MTSU to offer Dance major this fall

Photo and story by Eric Goodwin / Contributing Writer 

Beginning this fall, MTSU students may pursue dance as a major when the university rolls out its new Bachelor of Science in Dance. The program will be the first of its kind in Tennessee.

Before the dance major was introduced, only a minor in dance existed.

“There wasn’t a more guided course of study for dance than the Bachelors of Science that will launch in the fall,” said Marsha Barsky, Director of Dance at the university.

Barsky said she is most excited about “welcoming our first cohort of dancers. I’m just really excited for that first day of school and saying ‘look at our first dance majors.’”

The major’s approval in January was the result of three years of writing proposals to the Tennessee Board of Regents, Barsky said.

“It’s been a three-year process, and I’m just excited to be able to have students on campus that really want to study dance and give them the opportunity to develop and grow their craft,” Barsky said.

She added that she looks forward to dance students not only being able to “impact this community at MTSU but really change the culture of dance in the state.”

To get into the program, students must audition. Auditions for the new program will be April 8 and September 9.

Besides requiring students to have fundamental dance skills for the program, Barsky said that in a dance student she looks for a “great attitude … an openness to learn and a willingness to take risks.”  

“The curriculum is pretty much in place right now, but I would imagine that as the semesters go by and we understand the needs of our student body, we will start to develop more classes and add courses to complement what we already have in place,” Barsky said.

The major is divided into two specialized tracks of study: Performance and Choreography as well as Dance Pedagogy and Practice. Like other majors, there are core classes students must take, but beyond that, students can choose what specific areas of study to go into.

“We have general classes, but then we asked students to determine what it really is they want to do,” Barsky said. “Do they want to be choreographers, do they want to be performers, do they want to go into education?”

Regardless of which track students pursue, Barsky said, “Everyone will be prepared for graduate-level work in dance or their specialized career.”

“Currently we have all levels of ballet, modern and jazz.

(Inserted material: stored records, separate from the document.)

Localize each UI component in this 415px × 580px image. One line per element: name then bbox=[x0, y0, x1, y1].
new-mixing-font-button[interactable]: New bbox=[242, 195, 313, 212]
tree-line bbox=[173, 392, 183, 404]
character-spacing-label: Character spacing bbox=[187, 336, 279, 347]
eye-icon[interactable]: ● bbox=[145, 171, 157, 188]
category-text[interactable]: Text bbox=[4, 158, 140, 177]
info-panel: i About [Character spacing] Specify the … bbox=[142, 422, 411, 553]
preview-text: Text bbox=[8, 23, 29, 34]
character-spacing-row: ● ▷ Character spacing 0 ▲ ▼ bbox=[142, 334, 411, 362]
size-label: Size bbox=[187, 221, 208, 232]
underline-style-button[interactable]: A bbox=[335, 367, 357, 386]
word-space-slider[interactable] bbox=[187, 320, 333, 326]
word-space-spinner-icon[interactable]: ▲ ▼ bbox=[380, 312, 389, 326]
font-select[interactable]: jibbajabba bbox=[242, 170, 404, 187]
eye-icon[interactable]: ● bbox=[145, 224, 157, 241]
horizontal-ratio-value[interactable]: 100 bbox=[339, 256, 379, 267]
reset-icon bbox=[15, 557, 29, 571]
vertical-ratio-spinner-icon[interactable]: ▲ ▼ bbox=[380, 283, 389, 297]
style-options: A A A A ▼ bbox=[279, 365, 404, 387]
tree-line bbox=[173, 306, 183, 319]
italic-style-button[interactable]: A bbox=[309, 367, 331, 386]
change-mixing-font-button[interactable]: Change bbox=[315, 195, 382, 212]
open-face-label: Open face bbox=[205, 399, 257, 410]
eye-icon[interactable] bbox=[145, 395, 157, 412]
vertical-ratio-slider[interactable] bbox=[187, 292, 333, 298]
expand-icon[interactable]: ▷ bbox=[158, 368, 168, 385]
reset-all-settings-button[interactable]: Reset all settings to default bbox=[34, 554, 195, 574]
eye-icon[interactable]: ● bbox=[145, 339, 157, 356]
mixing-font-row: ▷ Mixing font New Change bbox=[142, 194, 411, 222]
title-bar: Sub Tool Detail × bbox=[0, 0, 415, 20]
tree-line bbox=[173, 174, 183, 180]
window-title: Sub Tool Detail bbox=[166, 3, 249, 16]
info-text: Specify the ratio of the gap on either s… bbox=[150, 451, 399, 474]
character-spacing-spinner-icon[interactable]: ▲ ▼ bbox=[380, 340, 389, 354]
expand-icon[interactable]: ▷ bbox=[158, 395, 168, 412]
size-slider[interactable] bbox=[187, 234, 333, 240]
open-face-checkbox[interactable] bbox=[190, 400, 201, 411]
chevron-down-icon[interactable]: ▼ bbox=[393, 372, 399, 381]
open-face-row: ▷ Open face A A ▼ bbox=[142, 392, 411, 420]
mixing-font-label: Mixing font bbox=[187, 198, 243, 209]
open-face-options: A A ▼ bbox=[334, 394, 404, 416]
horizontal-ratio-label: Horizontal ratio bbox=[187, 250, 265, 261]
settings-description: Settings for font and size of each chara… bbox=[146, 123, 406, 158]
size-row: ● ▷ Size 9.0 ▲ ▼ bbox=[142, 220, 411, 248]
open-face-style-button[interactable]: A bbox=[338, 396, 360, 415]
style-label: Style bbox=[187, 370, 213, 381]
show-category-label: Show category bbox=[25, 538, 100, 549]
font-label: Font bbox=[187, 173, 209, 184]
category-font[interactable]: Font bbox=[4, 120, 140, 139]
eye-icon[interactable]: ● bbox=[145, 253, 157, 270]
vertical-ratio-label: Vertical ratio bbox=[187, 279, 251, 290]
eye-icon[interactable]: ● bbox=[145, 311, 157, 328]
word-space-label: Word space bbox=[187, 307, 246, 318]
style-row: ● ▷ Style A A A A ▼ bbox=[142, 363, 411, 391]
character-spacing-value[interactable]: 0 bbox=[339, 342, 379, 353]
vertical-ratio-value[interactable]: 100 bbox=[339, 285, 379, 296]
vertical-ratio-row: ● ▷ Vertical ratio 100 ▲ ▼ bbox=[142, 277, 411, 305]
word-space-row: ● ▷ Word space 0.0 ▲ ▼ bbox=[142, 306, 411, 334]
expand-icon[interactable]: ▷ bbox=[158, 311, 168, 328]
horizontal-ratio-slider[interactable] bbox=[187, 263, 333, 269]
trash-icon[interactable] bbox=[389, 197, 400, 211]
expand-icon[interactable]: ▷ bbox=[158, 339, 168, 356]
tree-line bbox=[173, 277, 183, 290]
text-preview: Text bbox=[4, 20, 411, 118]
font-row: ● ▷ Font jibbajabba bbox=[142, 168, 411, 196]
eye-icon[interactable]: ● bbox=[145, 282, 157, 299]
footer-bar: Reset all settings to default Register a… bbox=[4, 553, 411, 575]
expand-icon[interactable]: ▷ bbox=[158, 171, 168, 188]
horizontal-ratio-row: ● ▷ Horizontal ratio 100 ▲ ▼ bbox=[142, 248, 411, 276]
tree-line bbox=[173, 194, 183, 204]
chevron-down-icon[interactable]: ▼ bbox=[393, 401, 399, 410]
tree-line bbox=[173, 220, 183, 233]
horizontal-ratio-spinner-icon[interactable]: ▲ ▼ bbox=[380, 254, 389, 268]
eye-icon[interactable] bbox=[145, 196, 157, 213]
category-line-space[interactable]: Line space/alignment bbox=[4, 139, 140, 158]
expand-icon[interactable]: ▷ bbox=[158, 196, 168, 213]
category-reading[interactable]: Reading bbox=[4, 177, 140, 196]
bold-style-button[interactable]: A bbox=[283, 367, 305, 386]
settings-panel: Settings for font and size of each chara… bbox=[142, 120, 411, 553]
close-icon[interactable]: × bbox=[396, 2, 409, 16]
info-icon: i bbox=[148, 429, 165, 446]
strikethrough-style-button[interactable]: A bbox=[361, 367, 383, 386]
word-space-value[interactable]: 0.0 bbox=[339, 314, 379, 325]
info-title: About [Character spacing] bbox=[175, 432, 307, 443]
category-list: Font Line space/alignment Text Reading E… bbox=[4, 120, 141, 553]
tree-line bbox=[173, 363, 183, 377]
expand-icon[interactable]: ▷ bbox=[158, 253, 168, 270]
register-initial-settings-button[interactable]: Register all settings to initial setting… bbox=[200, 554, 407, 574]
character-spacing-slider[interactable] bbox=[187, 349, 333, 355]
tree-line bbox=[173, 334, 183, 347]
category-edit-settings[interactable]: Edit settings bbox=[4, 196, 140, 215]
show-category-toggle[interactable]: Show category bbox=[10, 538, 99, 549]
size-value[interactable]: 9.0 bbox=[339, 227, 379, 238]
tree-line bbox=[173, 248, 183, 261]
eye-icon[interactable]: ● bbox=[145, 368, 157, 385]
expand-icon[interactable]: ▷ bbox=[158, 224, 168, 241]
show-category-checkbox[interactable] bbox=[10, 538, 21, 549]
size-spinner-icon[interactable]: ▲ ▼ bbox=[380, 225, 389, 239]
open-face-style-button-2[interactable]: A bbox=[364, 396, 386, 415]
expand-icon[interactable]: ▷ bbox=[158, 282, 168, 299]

We also offer tap and musical theater,” she said.

In the fall, the program will offer West African dance, and Barsky said she hopes to have an aerial dance class soon.

Turning the program into a major opens the doors to wider varieties of dances.

“I’d love to have an Irish dance class, or a classical Indian dance class or dance improvisation. So these things will be worked into the curriculum as time goes by,” Barsky said.

Some may bat an eye at a dance major, claiming dance can be learned by mere practice. However, Barsky compares dance to music.

“Some people say you could go pick up a guitar and play music. That’s very true, but at the same time just working with a mentor, having advisors, having faculty who are connected within the field of dance as a whole so that you have networking opportunities, so that we can really guide and mentor our students — it’s so much easier to do that when you have a community to do that in,” she said.

Barsky added that guidance and mentorship are the keys to success in the profession.

Having the degree will take dancers further by equipping them to become professional dancers, pursue a graduate degree, work in dance therapy or start a company, among other possibilities, according to Barsky.